Selalu ada kontroversi di kalangan akademisi mengenai usia Sarkofagus Ashram. Berdasarkan pengamatan para sarjana, prasasti pada sarkofagus tersebut secara umum diperkirakan berasal dari sekitar tahun 1000 SM, yang menjadikannya spesimen penting dari literatur Fenisia awal. Akan tetapi, sarjana lain seperti Edith Porada berpendapat, berdasarkan sejarah seni dan arkeologi komparatif, bahwa relief sarkofagus tersebut mungkin berasal dari tahun 850 SM. Kesimpulan ini juga mengarah pada pembahasan lebih lanjut tentang seni Fenisia dan dampak budayanya.

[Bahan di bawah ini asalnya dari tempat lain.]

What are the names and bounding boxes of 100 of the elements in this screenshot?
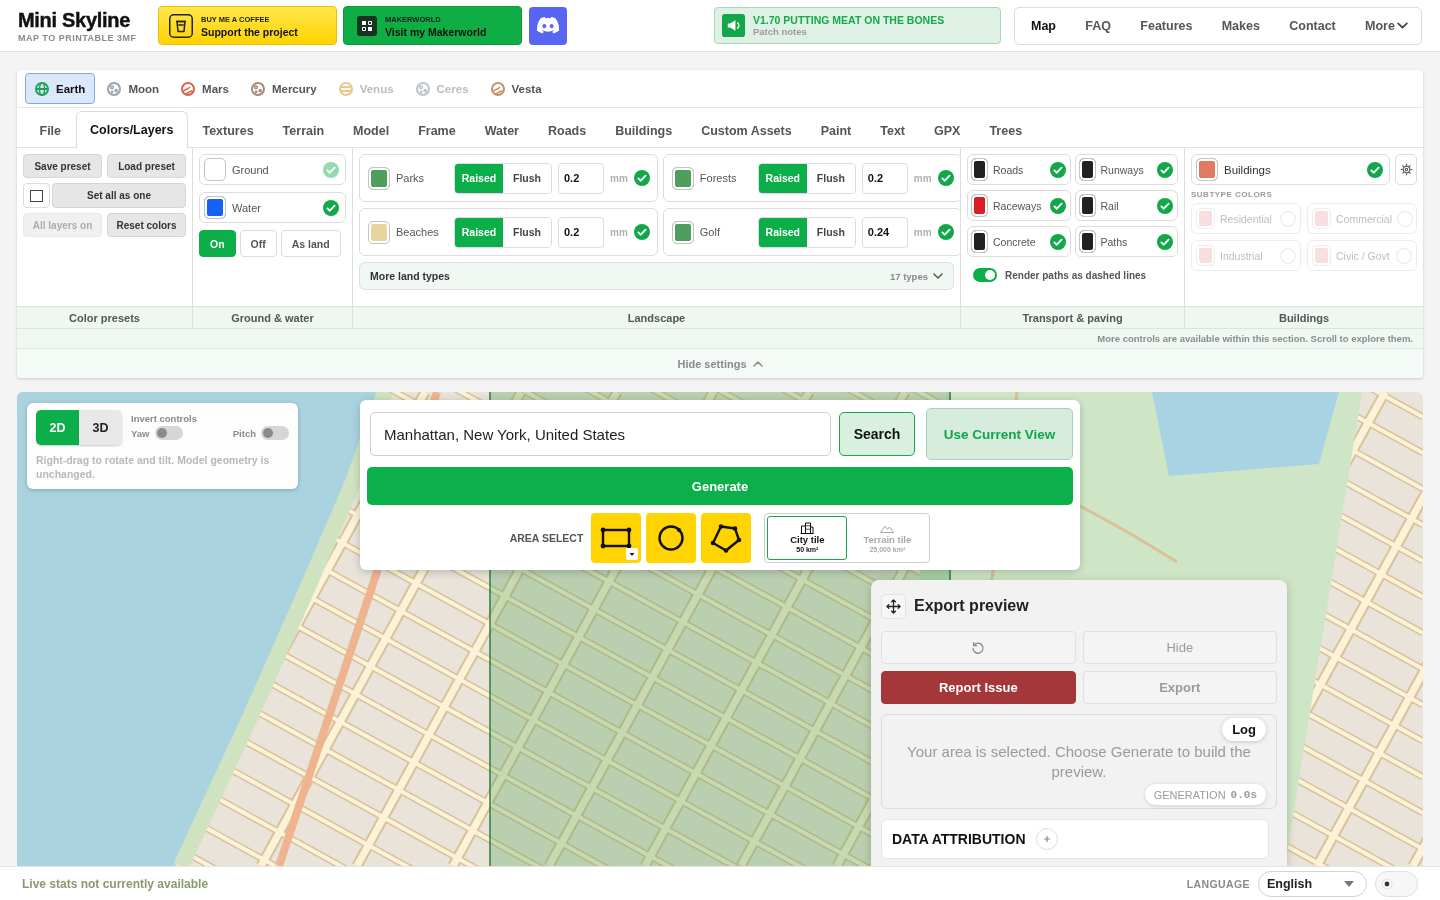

Mengenai estimasi waktu Sarkofagus Ashram, berbagai hasil penelitian sekali lagi menunjukkan kompleksitas sejarah awal di kalangan akademisi.
Prasasti pada sarkofagus Ashram panjangnya 38 kata dan merupakan salah satu contoh huruf Fenisia tertua yang masih ada dengan panjang yang cukup. Tulisan kata-kata yang jelas ini mengungkapkan karakteristik sastra Fenisia. Pencantuman mantra pada prasasti semakin menegaskan pentingnya orang Fenisia dalam hal menulis, yang mungkin memiliki makna religius atau sosial.
Gaya penulisan yang ditampilkan dalam prasasti menunjukkan bentuk penulisan publik yang telah terbentuk pada saat itu.
Ahiram tidak secara eksplisit disebut sebagai raja dalam prasastinya. Orang pertama yang disebut "Raja Byblos" adalah putranya Ithobaal I. Hal ini mengungkap pertanyaan yang lebih besar tentang struktur kekuasaan Fenisia, dan para cendekiawan telah mulai meneliti kembali kronologi dan gelar keluarga kerajaan awal untuk mengetahui hubungannya.
Sarkofagus Ashram bukan hanya sebuah karya seni arkeologi, tetapi juga kunci untuk membuka jendela budaya Fenisia kuno. Sarkofagus ini mengajak kita untuk memikirkan kembali asal-usul tulisan, dampak seni, dan interaksi antara peradaban kuno. Apakah kita memiliki lebih banyak pertanyaan yang belum dijelajahi yang menunggu untuk dijawab tentang misteri surat-surat kuno?